Con il quotidiano di ieri, così si diceva, oggi ci si incarta il pesce. Non Periscopio, la sua “informazione verticale” non invecchia mai e dal nostro archivio di quasi 50.000 articoli (disponibile gratuitamente) si pescano continuamente contenuti utili per integrare le ultime notizie uscite. Non troverete mai, come succede in quasi tutti i quotidiani on line,  le prime tre righe dell’articolo in chiaro… e una piccola tassa per poter leggere tutto il resto.

Sembra una frase retorica ma non lo è: “Periscopio è un giornale senza padrini e senza padroni”. Siamo orgogliosamente antifascisti, pacifisti, nonviolenti, femministi, ambientalisti.

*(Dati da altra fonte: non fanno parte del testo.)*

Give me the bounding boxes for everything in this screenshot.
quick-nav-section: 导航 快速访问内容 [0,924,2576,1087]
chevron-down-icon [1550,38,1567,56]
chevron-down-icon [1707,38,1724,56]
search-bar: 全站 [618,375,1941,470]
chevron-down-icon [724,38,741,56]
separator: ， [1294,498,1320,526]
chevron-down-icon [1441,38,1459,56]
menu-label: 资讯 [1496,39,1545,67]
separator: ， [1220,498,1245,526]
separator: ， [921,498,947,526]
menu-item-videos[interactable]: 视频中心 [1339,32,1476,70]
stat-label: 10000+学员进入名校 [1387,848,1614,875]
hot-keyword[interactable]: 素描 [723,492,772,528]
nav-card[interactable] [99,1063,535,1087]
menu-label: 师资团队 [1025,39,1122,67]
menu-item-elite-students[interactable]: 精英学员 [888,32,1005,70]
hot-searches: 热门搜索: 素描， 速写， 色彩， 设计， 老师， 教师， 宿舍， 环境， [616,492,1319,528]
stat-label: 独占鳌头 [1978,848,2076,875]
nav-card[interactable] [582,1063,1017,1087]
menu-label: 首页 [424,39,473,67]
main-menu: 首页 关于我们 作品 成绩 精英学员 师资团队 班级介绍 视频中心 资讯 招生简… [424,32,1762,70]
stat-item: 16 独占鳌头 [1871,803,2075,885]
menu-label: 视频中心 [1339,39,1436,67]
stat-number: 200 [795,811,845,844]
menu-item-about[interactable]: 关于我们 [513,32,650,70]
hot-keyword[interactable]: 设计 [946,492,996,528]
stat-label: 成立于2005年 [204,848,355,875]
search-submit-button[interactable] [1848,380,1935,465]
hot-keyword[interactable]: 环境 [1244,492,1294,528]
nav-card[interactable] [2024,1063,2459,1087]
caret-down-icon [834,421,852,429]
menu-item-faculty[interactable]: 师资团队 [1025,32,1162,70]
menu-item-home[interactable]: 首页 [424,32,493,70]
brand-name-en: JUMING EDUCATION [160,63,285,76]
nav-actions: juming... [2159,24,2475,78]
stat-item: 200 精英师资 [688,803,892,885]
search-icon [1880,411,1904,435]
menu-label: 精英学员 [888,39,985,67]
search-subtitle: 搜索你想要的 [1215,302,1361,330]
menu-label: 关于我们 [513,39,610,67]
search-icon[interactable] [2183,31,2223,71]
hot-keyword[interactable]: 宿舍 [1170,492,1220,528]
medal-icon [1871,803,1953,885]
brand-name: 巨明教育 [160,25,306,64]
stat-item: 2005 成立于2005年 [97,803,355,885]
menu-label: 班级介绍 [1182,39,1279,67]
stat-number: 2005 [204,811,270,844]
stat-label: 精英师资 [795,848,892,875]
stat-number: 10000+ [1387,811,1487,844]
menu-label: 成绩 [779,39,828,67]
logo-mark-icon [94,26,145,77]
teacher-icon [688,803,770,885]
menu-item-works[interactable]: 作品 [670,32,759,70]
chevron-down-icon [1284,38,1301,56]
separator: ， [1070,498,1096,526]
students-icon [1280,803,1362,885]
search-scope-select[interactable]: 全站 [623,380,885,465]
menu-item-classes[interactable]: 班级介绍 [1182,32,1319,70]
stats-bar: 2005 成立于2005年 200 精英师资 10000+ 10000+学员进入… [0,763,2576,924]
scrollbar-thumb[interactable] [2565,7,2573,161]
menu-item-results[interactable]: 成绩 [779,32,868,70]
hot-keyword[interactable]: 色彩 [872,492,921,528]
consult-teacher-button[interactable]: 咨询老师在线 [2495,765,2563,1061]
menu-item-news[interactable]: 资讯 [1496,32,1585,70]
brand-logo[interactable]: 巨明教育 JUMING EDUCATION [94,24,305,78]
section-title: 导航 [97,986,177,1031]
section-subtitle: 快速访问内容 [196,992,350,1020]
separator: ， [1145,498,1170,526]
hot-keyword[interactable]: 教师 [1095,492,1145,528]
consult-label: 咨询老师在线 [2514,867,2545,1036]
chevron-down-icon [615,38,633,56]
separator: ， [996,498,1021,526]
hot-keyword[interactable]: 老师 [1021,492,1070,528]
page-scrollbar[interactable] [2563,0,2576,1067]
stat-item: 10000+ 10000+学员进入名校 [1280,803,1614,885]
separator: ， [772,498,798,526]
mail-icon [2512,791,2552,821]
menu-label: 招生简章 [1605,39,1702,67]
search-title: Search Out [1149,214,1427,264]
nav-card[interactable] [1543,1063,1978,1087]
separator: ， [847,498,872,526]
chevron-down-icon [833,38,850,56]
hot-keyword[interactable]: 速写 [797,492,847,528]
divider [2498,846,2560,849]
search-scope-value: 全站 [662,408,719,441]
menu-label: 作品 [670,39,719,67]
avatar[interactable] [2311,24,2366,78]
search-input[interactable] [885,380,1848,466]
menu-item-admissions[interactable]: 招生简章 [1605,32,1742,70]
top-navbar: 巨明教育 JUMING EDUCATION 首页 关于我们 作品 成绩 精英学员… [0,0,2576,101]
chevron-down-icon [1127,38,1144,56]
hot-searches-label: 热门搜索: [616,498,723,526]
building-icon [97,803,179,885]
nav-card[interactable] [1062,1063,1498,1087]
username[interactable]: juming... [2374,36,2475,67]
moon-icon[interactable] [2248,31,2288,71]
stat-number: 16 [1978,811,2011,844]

Crediamo nella Sinistra (anche se la Sinistra non crede più a se stessa), ma non apparteniamo a nessuna casa politica, non fiancheggiamo nessun partito e nessun leader. Anzi, diffidiamo dei leader e dei capipopolo, perfino degli eroi. Non ci piacciono i muri, quelli materiali come  quelli immateriali, frutto del pregiudizio e dell’egoismo. Ci piace “il popolo” (quello scritto in Costituzione) e vorremmo cancellare “la nazione”, premessa di ogni guerra e  di ogni violenza.